# Spiranthes romanzoffiana



## naoki (Jul 31, 2020)

We went to blueberry picking last weekend. My son managed to find an orchid, he is usually the one who find cool plants or creatures. Well there were lots of them once we developed the search image. Then I noticed a hover fly on one of them. It wasn't moving much even if I went really close, and it was positioned in an unnatural way. I assumed that it was really focused on foraging (I'm not sure if they make nectar or any rewards, though). When I was processing the photos at home, I found out why it wasn't moving much! I miss the days of no presbyopia, but it was so well camouflaged. Later, my son also found a cool grasshopper (link to my observation in iNaturalist); the ID needs to be confirmed by experts, but it looks like the first Alaskan iNaturalist record of the species. Here are a couple photos of Goldenrod Crab Spider (Misumena vatia) eating a hover fly on Spiranthes romanzoffiana. The hover fly might be Black-legged Flower Fly (Syrphus vitripennis), which was suggested by an iNat user, but the ID of this group is tough for me. Someone may correct the ID in the future in this iNat link.


----------



## KyushuCalanthe (Jul 31, 2020)

Ha, ha! I know how you feel. I'm always finding "things" in my photos and videos after the fact - yes, my closeup vision is getting worse by the minute.

Neat orchid, but an even neater spider. It always amazes me how an animal can be so narrowly adapted - I'm assuming it can only effectively hunt on white flowers. Ambush predators are at once cool and spooky!

Thanks for the awesome pics, as always.


----------



## naoki (Jul 31, 2020)

I should probably start wearing glasses... But it is so inconvenient because I'm not accustomed to it.
iNat showed yellow individuals, too, so I looked it up. It turned out that they can change their color! Going from white to yellow takes 10-25 days, and 6 days for the opposite direction. It is very cool. I can that their life isn't easy.
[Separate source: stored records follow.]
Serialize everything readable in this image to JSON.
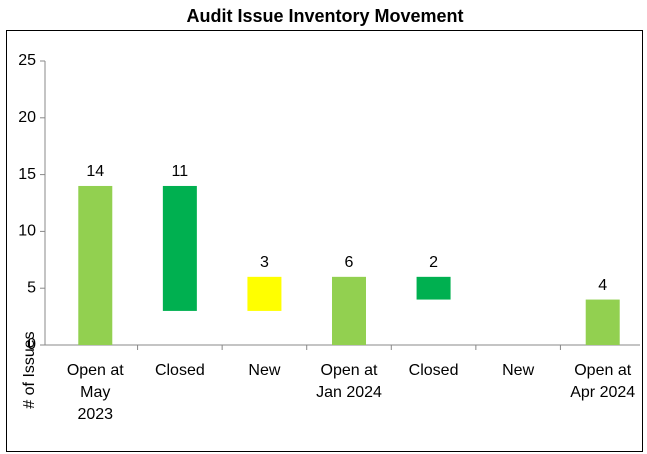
{
  "chart_data": {
    "type": "waterfall",
    "title": "Audit Issue Inventory Movement",
    "y_label": "# of Issues",
    "categories": [
      "Open at\nMay\n2023",
      "Closed",
      "New",
      "Open at\nJan 2024",
      "Closed",
      "New",
      "Open at\nApr 2024"
    ],
    "kinds": [
      "total",
      "decrease",
      "increase",
      "total",
      "decrease",
      "increase",
      "total"
    ],
    "values": [
      14,
      11,
      3,
      6,
      2,
      0,
      4
    ],
    "colors": {
      "total": "#92d050",
      "decrease": "#00b050",
      "increase": "#ffff00"
    },
    "ylim": [
      0,
      25
    ],
    "yticks": [
      0,
      5,
      10,
      15,
      20,
      25
    ],
    "grid": false
  }
}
They have to keep moving one flower to the next, or one plant species to another species. And when they are on green background, predators can easily spot them.


----------



## KyushuCalanthe (Jul 31, 2020)

A chameleon spider! Ain't "nature" amazing...


----------



## abax (Aug 1, 2020)

Outstanding discovery and wonderful photos. Sometimes you just
make my day Naoki. I have noticed spiders can change color and
very quickly on my front porch...perhaps not that dramatically.


----------



## BrucherT (Aug 1, 2020)

Super cool!!!!! 

Reminds me of the photos a friend got of some beautiful red mushrooms and didn’t realize until she got home that that her nose had been 4 inches from a small timber rattlesnake curled right up next to them.


----------



## Guldal (Aug 2, 2020)

Great photos, Naoki!


----------



## Paphluvr (Aug 2, 2020)

I think I've taken a photo of this same spider on an ox-eye daisy back in the days before digital. It had nabbed a bee and was in the process of webbing it up. I had a 50mm macro mounted at the time, but the plant was in full shade. I had to cut the flower and "plant" it in a sunny spot in order to get decent depth of field for the photo. Great photos, by the way.


----------



## NYEric (Aug 3, 2020)

Is the spiranthes foliage normal?


----------



## naoki (Aug 3, 2020)

Wow, I'm glad that your friend was ok, BrucherT! Aren't they supposed to rattle? Fortunately, we don't have anything hazardous around here. We have moose and bears, but they are relatively easy to spot.
Paphluvr, the spider is widely distributed, so it is likely to be the same species. The red marking seem to vary quite a bit. I'm not sure if it uses any webbing, though.
Eric, do you mean yellowish color? I think it is normal, but it might be greener before flowering.


----------